Fiat Swings to Loss
Fiat SpA, the parent of Chrysler Group LLC, reported a loss in its first quarter on the same day its chief executive and top managers unveiled an ambitious five-year plan that proposes to boost vehicle deliveries 60% by 2018.
The plan for Fiat Chrysler Automobiles NV, the Italian-U.S. merger now awaiting Fiat shareholder approval, ultimately is to boost world-wide sales to 7 million by 2018, up from 4.4 million last year.
Sergio Marchionne, the combined company's CEO, has long said that a mass-market car producer can only survive in the cut-throat industry if it sells at least 6 million vehicles a year. Mr. Marchionne engineered Fiat's takeover of Chrysler and is considered by many to be the consummate deal maker, but he has fallen short of ambitious sales targets in the past.

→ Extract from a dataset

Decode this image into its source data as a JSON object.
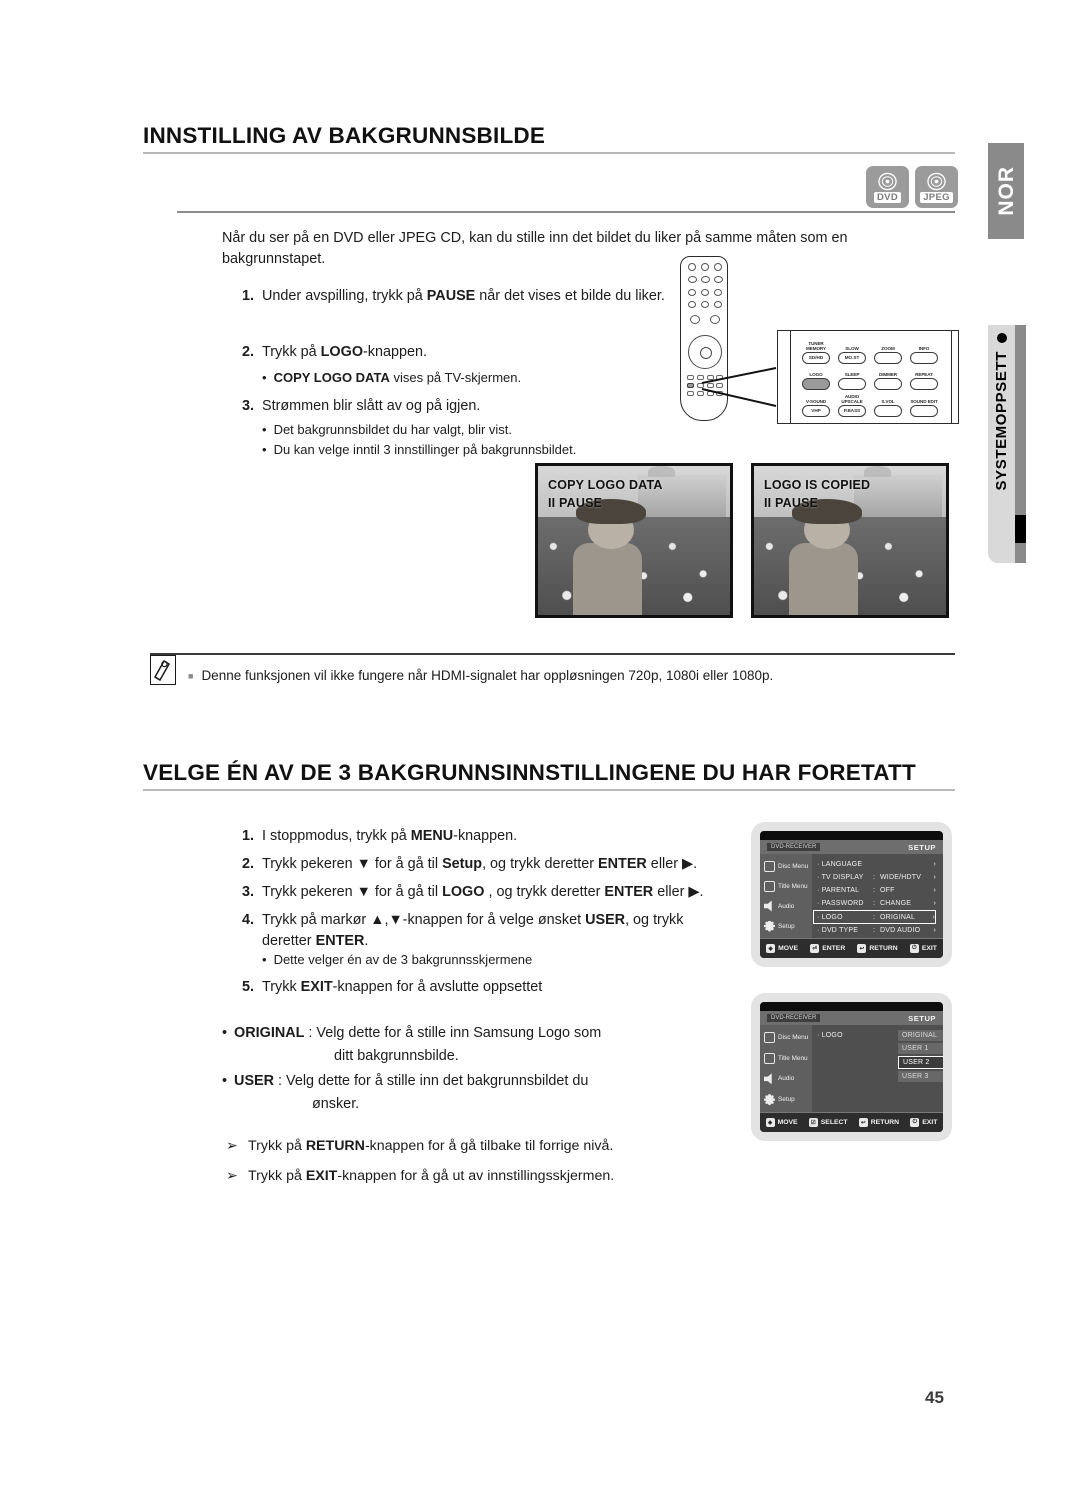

Fiat Group lost €319 million ($444 million) in the first three months of the year, swinging from a net profit of €31 million for the same period last year. The loss included one-time costs connected to Fiat's payoff of a note held by a United Auto Workers union healthcare trust, and currency turmoil in Venezuela. Without those costs, Fiat said it would have earned €71 million. The group lost money on its mass-market brands in the Americas and in Europe, while it made money in Asia Pacific and worldwide on its luxury brands.
Net revenue rose 12% to €22.1 billion, bolstered by gains in North America and Asia as well as improved sales of the company's Ferrari and Maserati luxury brands. Net industrial debt, which excludes the effects of the buyout of Chrysler in early January, was €10 billion at the end of March, €300 million more than at the end of 2013.
The company confirmed its 2014 full year forecast for sales and profit. Earlier this year Mr. Marchionne said trading profit, which strips out interest, taxes and one-time items, would be between €3.6 billion and €4.0 billion on revenue of around €93 billion.
Underlining the challenging competition it faces, Fiat's results came the same day Daimler AG reported April car sales rose 13% on rising demand in the U.S., China and Europe. Last week, Daimler said first-quarter net profit almost doubled to €1.03 billion. On Tuesday, BMW AG also said first-quarter net profit rose 11% to €1.46 billion.
The plan for Fiat Chrysler presented Tuesday during the all-day presentation at Chrysler headquarters outside of Detroit bets on a large jump in the sales of the Alfa Romeo brand, the Jeep sport-utility line and a Chrysler brand that is being repositioned as a high-volume, mass-market competitor. Sales in China are forecast to surge 262% to 850,000 vehicles while North American sales rise 48%.
The company is planning to sell bonds to finance the group's turnaround plan and is also going to refinance existing debt. Mr. Marchionne ruled out an IPO of Ferrari, a move that could have raised much needed cash.
Fiat Chrysler will move its primary listing to New York later this year and keep a secondary listing in Milan. The company will be registered in the Netherlands and have its tax domicile in Britain, cementing a politically sensitive shift away from Italy, Fiat's home for the last 115 years.